WORLD HISTORY

INTER WAR YEARS 1919 TO 1939

THE GREAT DEPRESSION

Question [CLICK ON ANY CHOICE TO KNOW THE RIGHT ANSWER]
What does it mean to “buy on the margin?”
A
Buy stocks when prices are low, then sell when prices are high
B
Buy stocks without having to take out a loan
C
Using an installment plan to purchase goods
D
Buying goods at the lowest price, then selling for a higher profit
Explanation: 

Detailed explanation-1: -Definition: In the stock market, margin trading refers to the process whereby individual investors buy more stocks than they can afford to. Margin trading also refers to intraday trading in India and various stock brokers provide this service.
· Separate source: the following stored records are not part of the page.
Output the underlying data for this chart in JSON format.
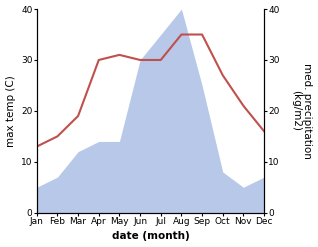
{
  "months": [
    "Jan",
    "Feb",
    "Mar",
    "Apr",
    "May",
    "Jun",
    "Jul",
    "Aug",
    "Sep",
    "Oct",
    "Nov",
    "Dec"
  ],
  "temperature": [
    13,
    15,
    19,
    30,
    31,
    30,
    30,
    35,
    35,
    27,
    21,
    16
  ],
  "precipitation": [
    5,
    7,
    12,
    14,
    14,
    30,
    35,
    40,
    25,
    8,
    5,
    7
  ],
  "temp_color": "#c0504d",
  "precip_fill_color": "#b8c8e8",
  "ylim_left": [
    0,
    40
  ],
  "ylim_right": [
    0,
    40
  ],
  "xlabel": "date (month)",
  "ylabel_left": "max temp (C)",
  "ylabel_right": "med. precipitation\n(kg/m2)",
  "label_fontsize": 7.5,
  "tick_fontsize": 6.5,
  "background_color": "#ffffff",
  "line_width": 1.5
}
Detailed explanation-2: -To buy stocks on margin, a margin account must be opened and approval obtained for the loan. If the stock’s price rises, the investor can sell the stock, repay the loan, and keep the profit. If the stock’s price falls, the broker may issue a margin call, requiring more cash or selling the stock.

Detailed explanation-3: -One of the most-repeated adages in investing is to “buy low, sell high.” Buying low and selling high simply means purchasing securities at one price, then selling them later at a higher price. This bit of investing wisdom offers a relatively straightforward take on how to realize profits in the market.

Detailed explanation-4: -The downside to using margin is that if the stock price decreases, substantial losses can mount quickly. For example, let’s say the stock you bought for $50 falls to $15. If you fully paid for the stock, you would lose 70% of your money. However, if you bought on margin, you would lose more than 100% of your money.

Detailed explanation-5: -A buy low sell high approach can also help investors to beat the market if their portfolio performs better than expected. If an investor is skilled in timing their trades, consistently buying low and selling high, they have a better chance of beating the market than investors who buy and hold.